また、今回の攻撃に関するものとみられる注意喚起が NTT 東日本などから出ておりますので参照ください。
今後、同様に LAN 内からインターネットへのアクセスで異常が発生した場合、ルータの DNS 設定を確認してください。特定の IP アドレスが指定されていた場合には初期設定に戻すことによって復旧可能ですが、何らかの攻撃によりルータ自体が侵害されていることが考えられます。ルータのファームウェアを最新にすると同時に、推測されにくい複雑なパスワードを再設定するなどセキュリティの強化を行うことを推奨します。
■トレンドマイクロの対策
Android 向け不正アプリについては、トレンドマイクロのクラウド型セキュリティ技術基盤「Trend Micro Smart Protection Network™(SPN)」の機能である「モバイルアプリケーションレピュテーション(MAR)」技術により検出を行います。今回の攻撃で最終的に侵入する Android 向け不正アプリについて、トレンドマイクロでは「AndroidOS_SmsSpy」などの名称で検出対応しています。また、不正アプリを頒布する不正サイトについては「Webレピュテーション(WRS)」技術によりブロックに対応しています。トレンドマイクロではモバイル環境での総合セキュリティ対策として、個人利用者向けには「ウイルスバスター™ モバイル」、法人利用者向けには「Trend Micro Mobile Security™」を提供しています。これらの製品では MAR 技術や WRS 技術により利用者を脅威から保護します。

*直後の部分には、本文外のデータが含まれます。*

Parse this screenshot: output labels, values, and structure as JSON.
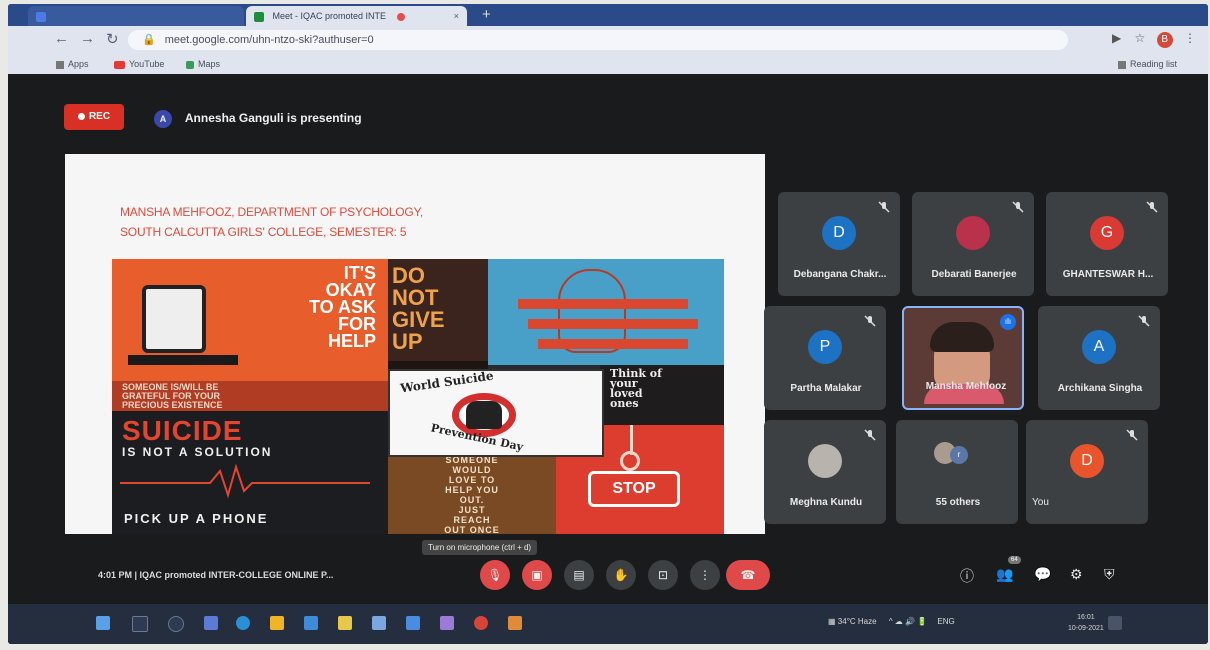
{
  "browser": {
    "tab_inactive": "",
    "tab_active": "Meet - IQAC promoted INTE",
    "url": "meet.google.com/uhn-ntzo-ski?authuser=0",
    "profile_initial": "B",
    "bookmarks": [
      "Apps",
      "YouTube",
      "Maps"
    ],
    "reading_list": "Reading list"
  },
  "meet": {
    "rec_label": "REC",
    "presenter_initial": "A",
    "presenter_text": "Annesha Ganguli is presenting",
    "slide": {
      "caption_line1": "MANSHA MEHFOOZ, DEPARTMENT OF PSYCHOLOGY,",
      "caption_line2": "SOUTH CALCUTTA GIRLS' COLLEGE, SEMESTER: 5",
      "okay_text": [
        "IT'S",
        "OKAY",
        "TO ASK",
        "FOR",
        "HELP"
      ],
      "donot_text": [
        "DO",
        "NOT",
        "GIVE",
        "UP"
      ],
      "grateful_text": [
        "SOMEONE IS/WILL BE",
        "GRATEFUL FOR YOUR",
        "PRECIOUS EXISTENCE"
      ],
      "poster_top": "World Suicide",
      "poster_bottom": "Prevention Day",
      "think_text": [
        "Think of",
        "your",
        "loved",
        "ones"
      ],
      "suicide_title": "SUICIDE",
      "suicide_sub": "IS NOT A SOLUTION",
      "pickup": "PICK UP A PHONE",
      "desert_text": [
        "SOMEONE",
        "WOULD",
        "LOVE TO",
        "HELP YOU",
        "OUT.",
        "JUST",
        "REACH",
        "OUT ONCE"
      ],
      "stop_label": "STOP"
    },
    "participants": [
      {
        "initial": "D",
        "name": "Debangana Chakr...",
        "color": "#1e72c4"
      },
      {
        "initial": "",
        "name": "Debarati Banerjee",
        "color": "#b9314a"
      },
      {
        "initial": "G",
        "name": "GHANTESWAR H...",
        "color": "#d93a33"
      },
      {
        "initial": "P",
        "name": "Partha Malakar",
        "color": "#1e72c4"
      },
      {
        "initial": "",
        "name": "Mansha Mehfooz",
        "color": "#5c3a35"
      },
      {
        "initial": "A",
        "name": "Archikana Singha",
        "color": "#1e72c4"
      },
      {
        "initial": "",
        "name": "Meghna Kundu",
        "color": "#b9b3ad"
      },
      {
        "initial": "r",
        "name": "55 others",
        "color": "#5a77a8"
      },
      {
        "initial": "D",
        "name": "You",
        "color": "#e8542c"
      }
    ],
    "bottom": {
      "time_meeting": "4:01 PM  |  IQAC promoted INTER-COLLEGE ONLINE P...",
      "tooltip": "Turn on microphone (ctrl + d)",
      "people_badge": "64"
    }
  },
  "taskbar": {
    "weather": "34°C  Haze",
    "lang": "ENG",
    "time": "16:01",
    "date": "10-09-2021"
  }
}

インターネットからのルータへの攻撃に関してはルータ自体に脅威対策機能を持つことが必要です。トレンドマイクロが提供する「Trend Micro Smart Home Network™」を実装したルータであれば、インターネットから、もしくは LAM 内に存在する侵害された機器によるルータ自体への攻撃を検知し、保護することが可能です。ホームネットワークセキュリティ製品である「ウイルスバスター for Home Network」では、ルータとそれに接続している機器間の通信をチェックし、ホームネットワーク内の侵害された機器によるルータへの攻撃を検知し、保護することが可能です。